Not gonna claim to know what your problem is, but maybe I can spur some brain activity in one direction or the other.


Sounds like you already know the system pretty well. And I assume you have wire diagrams.

First, and maybe easiest, (but not entirely likely, power would have to short to the line) is an external short in the power line that can be culled out quickly and easily by disconnecting the line at the evap switch (obviously, if it still comes on with the line cut at the evap switch, the issue is in the engine compartment). You can drive with it like this (make sure the power line cant short to the fuselage) but no defrost will be available of course.

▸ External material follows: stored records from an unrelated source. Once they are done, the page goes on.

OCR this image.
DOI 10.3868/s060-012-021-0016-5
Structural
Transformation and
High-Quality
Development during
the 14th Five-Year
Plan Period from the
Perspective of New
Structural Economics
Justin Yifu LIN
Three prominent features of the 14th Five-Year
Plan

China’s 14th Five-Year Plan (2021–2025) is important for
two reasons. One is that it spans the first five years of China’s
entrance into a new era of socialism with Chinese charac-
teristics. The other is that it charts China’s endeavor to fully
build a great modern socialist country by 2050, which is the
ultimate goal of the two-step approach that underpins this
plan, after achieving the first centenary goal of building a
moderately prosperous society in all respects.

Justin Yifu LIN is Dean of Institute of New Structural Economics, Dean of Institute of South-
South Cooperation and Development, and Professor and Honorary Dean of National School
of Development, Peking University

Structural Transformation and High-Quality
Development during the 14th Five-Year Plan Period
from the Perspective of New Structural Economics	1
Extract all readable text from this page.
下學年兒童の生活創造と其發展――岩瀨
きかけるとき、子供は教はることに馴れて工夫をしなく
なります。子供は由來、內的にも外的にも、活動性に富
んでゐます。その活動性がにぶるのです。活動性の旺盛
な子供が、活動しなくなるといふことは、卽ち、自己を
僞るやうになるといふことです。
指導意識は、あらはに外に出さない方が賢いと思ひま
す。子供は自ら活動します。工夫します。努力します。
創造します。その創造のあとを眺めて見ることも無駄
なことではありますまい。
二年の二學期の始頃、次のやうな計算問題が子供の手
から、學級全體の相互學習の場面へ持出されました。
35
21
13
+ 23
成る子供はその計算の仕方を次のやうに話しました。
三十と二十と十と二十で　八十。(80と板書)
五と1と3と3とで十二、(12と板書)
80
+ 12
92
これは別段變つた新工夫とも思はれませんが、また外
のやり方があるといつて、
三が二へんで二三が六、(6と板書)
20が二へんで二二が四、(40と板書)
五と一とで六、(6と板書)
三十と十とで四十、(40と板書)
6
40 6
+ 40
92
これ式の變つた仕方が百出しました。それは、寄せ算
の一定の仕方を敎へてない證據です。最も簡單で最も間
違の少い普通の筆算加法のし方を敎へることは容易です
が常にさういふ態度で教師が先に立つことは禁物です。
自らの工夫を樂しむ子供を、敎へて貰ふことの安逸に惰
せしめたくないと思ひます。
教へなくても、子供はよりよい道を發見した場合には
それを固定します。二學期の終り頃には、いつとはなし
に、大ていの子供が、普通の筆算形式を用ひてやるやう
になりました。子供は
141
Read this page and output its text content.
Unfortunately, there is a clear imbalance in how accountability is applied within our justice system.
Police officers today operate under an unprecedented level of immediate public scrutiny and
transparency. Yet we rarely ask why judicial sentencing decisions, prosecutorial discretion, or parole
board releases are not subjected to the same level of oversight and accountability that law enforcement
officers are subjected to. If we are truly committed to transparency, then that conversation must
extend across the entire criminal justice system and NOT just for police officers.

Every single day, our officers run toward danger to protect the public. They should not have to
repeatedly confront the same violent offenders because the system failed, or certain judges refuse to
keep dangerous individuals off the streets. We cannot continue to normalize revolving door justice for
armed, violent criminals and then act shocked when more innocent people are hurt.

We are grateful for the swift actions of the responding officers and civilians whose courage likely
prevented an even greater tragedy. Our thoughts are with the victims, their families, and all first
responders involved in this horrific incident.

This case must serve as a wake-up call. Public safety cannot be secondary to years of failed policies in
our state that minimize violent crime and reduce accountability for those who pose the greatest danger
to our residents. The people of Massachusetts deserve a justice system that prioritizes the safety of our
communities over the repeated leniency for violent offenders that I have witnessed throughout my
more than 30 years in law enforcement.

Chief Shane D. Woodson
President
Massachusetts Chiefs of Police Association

Certainly there are a couple of things that could be happening, but in the end, power has to be delivered (as you already mentioned) through the evap and psi switches, and it always comes through the relay (except for a short to power in the signal circuit). Both of the first two are fairly simple devices, and easy to bypass / disable.

Anyway, Second, I think I'd try to pull the side panel on the center console, locate the 4 pin AC push button and unplug it (from the back of the panel, not the inline 4 pin connector). Not always the problem, but a fairly easy way to be sure the spring / contacts in the push button aren't sacked and engaging the relay through vibration. It won't hurt to drive around with it unplugged. (when it happens does the light in the AC button come on?) Disconnecting it at the back of the panel would eliminate the switch, since it's a random failure.
As I think of it though, this may require pulling the front trim piece and pulling the two screws and sliding the AC button panel out. I got to mine from the drivers side with curved hemostats, but plugging it back in is stupid without panel removal!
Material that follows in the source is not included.